Top scoring tools are Packettracer, GRR,
bulkextractor, Imunes, Wireshark and Volatility if we are looking
based on validation score, but if we are looking based on the learning outcomes
there are Foreman, Python, FTK Imager EnCase, and Autopsy.
Meaning
of this difference is there is still a discrepancy among tools available and
reality of education since top scoring tools are not most often used in
learning outcomes.
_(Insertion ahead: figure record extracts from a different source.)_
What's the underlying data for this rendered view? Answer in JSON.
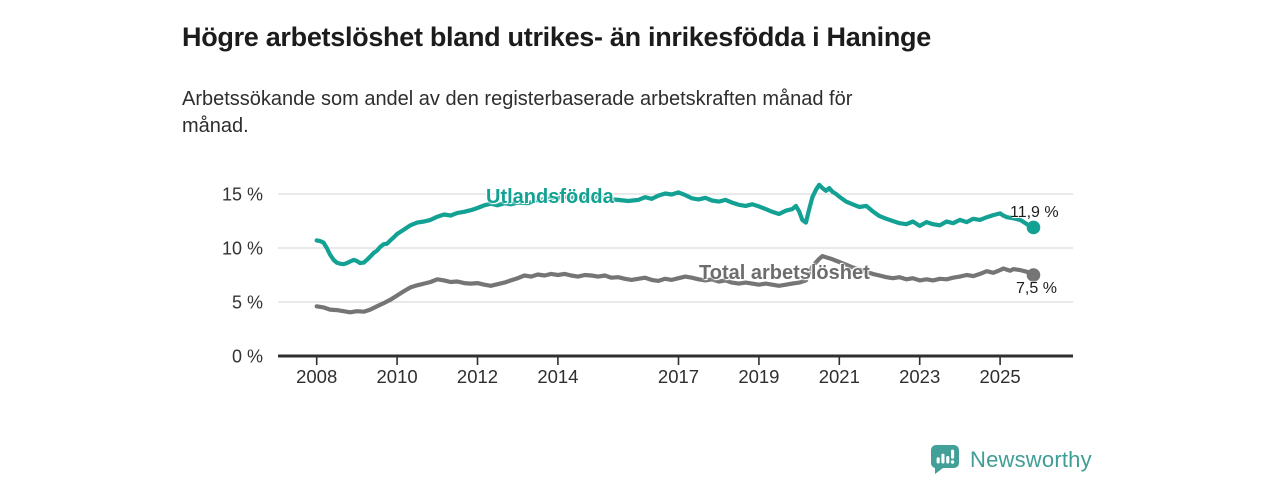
{
  "header": {
    "title": "Högre arbetslöshet bland utrikes- än inrikesfödda i Haninge",
    "subtitle": "Arbetssökande som andel av den registerbaserade arbetskraften månad för månad."
  },
  "footer": {
    "brand": "Newsworthy"
  },
  "colors": {
    "series_utlandsfodda": "#12a193",
    "series_total": "#757575",
    "label_total_gray": "#6d6d6d",
    "axis": "#2f2f2f",
    "grid": "#dcdcdc",
    "tick_text": "#333333",
    "annotation_text": "#1d1d1d",
    "brand_teal": "#3f9d95"
  },
  "chart_data": {
    "type": "line",
    "title": "Högre arbetslöshet bland utrikes- än inrikesfödda i Haninge",
    "subtitle": "Arbetssökande som andel av den registerbaserade arbetskraften månad för månad.",
    "unit": "%",
    "grid": "horizontal",
    "legend_position": "inline-labels",
    "xlim": [
      2007.05,
      2026.8
    ],
    "ylim": [
      0,
      16.5
    ],
    "x_axis": {
      "ticks": [
        {
          "value": 2008,
          "label": "2008"
        },
        {
          "value": 2010,
          "label": "2010"
        },
        {
          "value": 2012,
          "label": "2012"
        },
        {
          "value": 2014,
          "label": "2014"
        },
        {
          "value": 2017,
          "label": "2017"
        },
        {
          "value": 2019,
          "label": "2019"
        },
        {
          "value": 2021,
          "label": "2021"
        },
        {
          "value": 2023,
          "label": "2023"
        },
        {
          "value": 2025,
          "label": "2025"
        }
      ]
    },
    "y_axis": {
      "ticks": [
        {
          "value": 15,
          "label": "15 %"
        },
        {
          "value": 10,
          "label": "10 %"
        },
        {
          "value": 5,
          "label": "5 %"
        },
        {
          "value": 0,
          "label": "0 %"
        }
      ]
    },
    "series": [
      {
        "name": "Utlandsfödda",
        "color": "#12a193",
        "end_value": 11.9,
        "end_label": "11,9 %",
        "points": [
          [
            2008.0,
            10.7
          ],
          [
            2008.08,
            10.65
          ],
          [
            2008.17,
            10.5
          ],
          [
            2008.25,
            10.0
          ],
          [
            2008.33,
            9.4
          ],
          [
            2008.42,
            8.9
          ],
          [
            2008.5,
            8.65
          ],
          [
            2008.58,
            8.55
          ],
          [
            2008.67,
            8.5
          ],
          [
            2008.75,
            8.6
          ],
          [
            2008.83,
            8.75
          ],
          [
            2008.92,
            8.9
          ],
          [
            2009.0,
            8.8
          ],
          [
            2009.08,
            8.6
          ],
          [
            2009.17,
            8.65
          ],
          [
            2009.25,
            8.9
          ],
          [
            2009.33,
            9.2
          ],
          [
            2009.42,
            9.55
          ],
          [
            2009.5,
            9.75
          ],
          [
            2009.58,
            10.1
          ],
          [
            2009.67,
            10.35
          ],
          [
            2009.75,
            10.4
          ],
          [
            2009.83,
            10.7
          ],
          [
            2009.92,
            11.0
          ],
          [
            2010.0,
            11.3
          ],
          [
            2010.17,
            11.7
          ],
          [
            2010.33,
            12.1
          ],
          [
            2010.5,
            12.35
          ],
          [
            2010.67,
            12.45
          ],
          [
            2010.83,
            12.6
          ],
          [
            2011.0,
            12.9
          ],
          [
            2011.17,
            13.1
          ],
          [
            2011.33,
            13.0
          ],
          [
            2011.5,
            13.25
          ],
          [
            2011.67,
            13.35
          ],
          [
            2011.83,
            13.5
          ],
          [
            2012.0,
            13.7
          ],
          [
            2012.17,
            13.95
          ],
          [
            2012.33,
            14.1
          ],
          [
            2012.5,
            13.95
          ],
          [
            2012.67,
            14.15
          ],
          [
            2012.83,
            14.05
          ],
          [
            2013.0,
            14.2
          ],
          [
            2013.25,
            14.15
          ],
          [
            2013.5,
            14.45
          ],
          [
            2013.75,
            14.55
          ],
          [
            2014.0,
            14.65
          ],
          [
            2014.25,
            14.75
          ],
          [
            2014.5,
            14.6
          ],
          [
            2014.75,
            14.8
          ],
          [
            2015.0,
            14.7
          ],
          [
            2015.25,
            14.55
          ],
          [
            2015.5,
            14.45
          ],
          [
            2015.75,
            14.35
          ],
          [
            2016.0,
            14.45
          ],
          [
            2016.17,
            14.7
          ],
          [
            2016.33,
            14.55
          ],
          [
            2016.5,
            14.85
          ],
          [
            2016.67,
            15.05
          ],
          [
            2016.83,
            14.95
          ],
          [
            2017.0,
            15.15
          ],
          [
            2017.17,
            14.9
          ],
          [
            2017.33,
            14.6
          ],
          [
            2017.5,
            14.5
          ],
          [
            2017.67,
            14.65
          ],
          [
            2017.83,
            14.4
          ],
          [
            2018.0,
            14.3
          ],
          [
            2018.17,
            14.45
          ],
          [
            2018.33,
            14.2
          ],
          [
            2018.5,
            14.0
          ],
          [
            2018.67,
            13.9
          ],
          [
            2018.83,
            14.05
          ],
          [
            2019.0,
            13.85
          ],
          [
            2019.17,
            13.6
          ],
          [
            2019.33,
            13.35
          ],
          [
            2019.5,
            13.15
          ],
          [
            2019.67,
            13.45
          ],
          [
            2019.83,
            13.6
          ],
          [
            2019.92,
            13.9
          ],
          [
            2020.0,
            13.4
          ],
          [
            2020.08,
            12.6
          ],
          [
            2020.17,
            12.35
          ],
          [
            2020.25,
            13.6
          ],
          [
            2020.33,
            14.7
          ],
          [
            2020.42,
            15.4
          ],
          [
            2020.5,
            15.85
          ],
          [
            2020.58,
            15.55
          ],
          [
            2020.67,
            15.3
          ],
          [
            2020.75,
            15.55
          ],
          [
            2020.83,
            15.2
          ],
          [
            2020.92,
            15.0
          ],
          [
            2021.0,
            14.75
          ],
          [
            2021.17,
            14.3
          ],
          [
            2021.33,
            14.05
          ],
          [
            2021.5,
            13.8
          ],
          [
            2021.67,
            13.9
          ],
          [
            2021.83,
            13.4
          ],
          [
            2022.0,
            12.95
          ],
          [
            2022.17,
            12.7
          ],
          [
            2022.33,
            12.5
          ],
          [
            2022.5,
            12.3
          ],
          [
            2022.67,
            12.2
          ],
          [
            2022.83,
            12.45
          ],
          [
            2023.0,
            12.05
          ],
          [
            2023.17,
            12.4
          ],
          [
            2023.33,
            12.2
          ],
          [
            2023.5,
            12.1
          ],
          [
            2023.67,
            12.45
          ],
          [
            2023.83,
            12.3
          ],
          [
            2024.0,
            12.6
          ],
          [
            2024.17,
            12.4
          ],
          [
            2024.33,
            12.7
          ],
          [
            2024.5,
            12.6
          ],
          [
            2024.67,
            12.85
          ],
          [
            2024.83,
            13.05
          ],
          [
            2025.0,
            13.2
          ],
          [
            2025.08,
            13.0
          ],
          [
            2025.17,
            12.85
          ],
          [
            2025.33,
            12.75
          ],
          [
            2025.5,
            12.6
          ],
          [
            2025.67,
            12.2
          ],
          [
            2025.83,
            11.9
          ]
        ]
      },
      {
        "name": "Total arbetslöshet",
        "color": "#757575",
        "end_value": 7.5,
        "end_label": "7,5 %",
        "points": [
          [
            2008.0,
            4.6
          ],
          [
            2008.17,
            4.5
          ],
          [
            2008.33,
            4.3
          ],
          [
            2008.5,
            4.25
          ],
          [
            2008.67,
            4.15
          ],
          [
            2008.83,
            4.05
          ],
          [
            2009.0,
            4.15
          ],
          [
            2009.17,
            4.1
          ],
          [
            2009.33,
            4.3
          ],
          [
            2009.5,
            4.6
          ],
          [
            2009.67,
            4.9
          ],
          [
            2009.83,
            5.2
          ],
          [
            2010.0,
            5.6
          ],
          [
            2010.17,
            6.0
          ],
          [
            2010.33,
            6.35
          ],
          [
            2010.5,
            6.55
          ],
          [
            2010.67,
            6.7
          ],
          [
            2010.83,
            6.85
          ],
          [
            2011.0,
            7.1
          ],
          [
            2011.17,
            7.0
          ],
          [
            2011.33,
            6.85
          ],
          [
            2011.5,
            6.9
          ],
          [
            2011.67,
            6.75
          ],
          [
            2011.83,
            6.7
          ],
          [
            2012.0,
            6.75
          ],
          [
            2012.17,
            6.6
          ],
          [
            2012.33,
            6.5
          ],
          [
            2012.5,
            6.65
          ],
          [
            2012.67,
            6.8
          ],
          [
            2012.83,
            7.0
          ],
          [
            2013.0,
            7.2
          ],
          [
            2013.17,
            7.45
          ],
          [
            2013.33,
            7.35
          ],
          [
            2013.5,
            7.55
          ],
          [
            2013.67,
            7.45
          ],
          [
            2013.83,
            7.6
          ],
          [
            2014.0,
            7.5
          ],
          [
            2014.17,
            7.6
          ],
          [
            2014.33,
            7.45
          ],
          [
            2014.5,
            7.35
          ],
          [
            2014.67,
            7.5
          ],
          [
            2014.83,
            7.45
          ],
          [
            2015.0,
            7.35
          ],
          [
            2015.17,
            7.45
          ],
          [
            2015.33,
            7.25
          ],
          [
            2015.5,
            7.3
          ],
          [
            2015.67,
            7.15
          ],
          [
            2015.83,
            7.05
          ],
          [
            2016.0,
            7.15
          ],
          [
            2016.17,
            7.25
          ],
          [
            2016.33,
            7.05
          ],
          [
            2016.5,
            6.95
          ],
          [
            2016.67,
            7.15
          ],
          [
            2016.83,
            7.05
          ],
          [
            2017.0,
            7.2
          ],
          [
            2017.17,
            7.35
          ],
          [
            2017.33,
            7.25
          ],
          [
            2017.5,
            7.1
          ],
          [
            2017.67,
            7.0
          ],
          [
            2017.83,
            7.1
          ],
          [
            2018.0,
            6.9
          ],
          [
            2018.17,
            7.0
          ],
          [
            2018.33,
            6.8
          ],
          [
            2018.5,
            6.7
          ],
          [
            2018.67,
            6.8
          ],
          [
            2018.83,
            6.7
          ],
          [
            2019.0,
            6.6
          ],
          [
            2019.17,
            6.7
          ],
          [
            2019.33,
            6.6
          ],
          [
            2019.5,
            6.5
          ],
          [
            2019.67,
            6.6
          ],
          [
            2019.83,
            6.7
          ],
          [
            2020.0,
            6.8
          ],
          [
            2020.17,
            7.0
          ],
          [
            2020.33,
            8.3
          ],
          [
            2020.5,
            9.0
          ],
          [
            2020.58,
            9.25
          ],
          [
            2020.67,
            9.15
          ],
          [
            2020.83,
            8.95
          ],
          [
            2021.0,
            8.7
          ],
          [
            2021.17,
            8.45
          ],
          [
            2021.33,
            8.2
          ],
          [
            2021.5,
            8.0
          ],
          [
            2021.67,
            7.8
          ],
          [
            2021.83,
            7.6
          ],
          [
            2022.0,
            7.45
          ],
          [
            2022.17,
            7.3
          ],
          [
            2022.33,
            7.2
          ],
          [
            2022.5,
            7.3
          ],
          [
            2022.67,
            7.1
          ],
          [
            2022.83,
            7.2
          ],
          [
            2023.0,
            7.0
          ],
          [
            2023.17,
            7.1
          ],
          [
            2023.33,
            7.0
          ],
          [
            2023.5,
            7.15
          ],
          [
            2023.67,
            7.1
          ],
          [
            2023.83,
            7.25
          ],
          [
            2024.0,
            7.35
          ],
          [
            2024.17,
            7.5
          ],
          [
            2024.33,
            7.4
          ],
          [
            2024.5,
            7.6
          ],
          [
            2024.67,
            7.85
          ],
          [
            2024.83,
            7.7
          ],
          [
            2025.0,
            7.95
          ],
          [
            2025.08,
            8.1
          ],
          [
            2025.25,
            7.9
          ],
          [
            2025.33,
            8.05
          ],
          [
            2025.5,
            7.95
          ],
          [
            2025.67,
            7.8
          ],
          [
            2025.83,
            7.5
          ]
        ]
      }
    ]
  }
}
Assuring fact is that general purpose forensic tools
(FTKimager, EnCase, Autopsy) are most common with Python as scripting platform
next, this tools are also with high score presetting its usability in TVZ
environment.
The
next evaluation will probably have some attribute and tag values changes based on the gathered
experience, what will influence current gap.
It is
also a high chance that some tools will be replaced and some learning outcomes
modified, what will again create a new version of table 5 and new evaluation.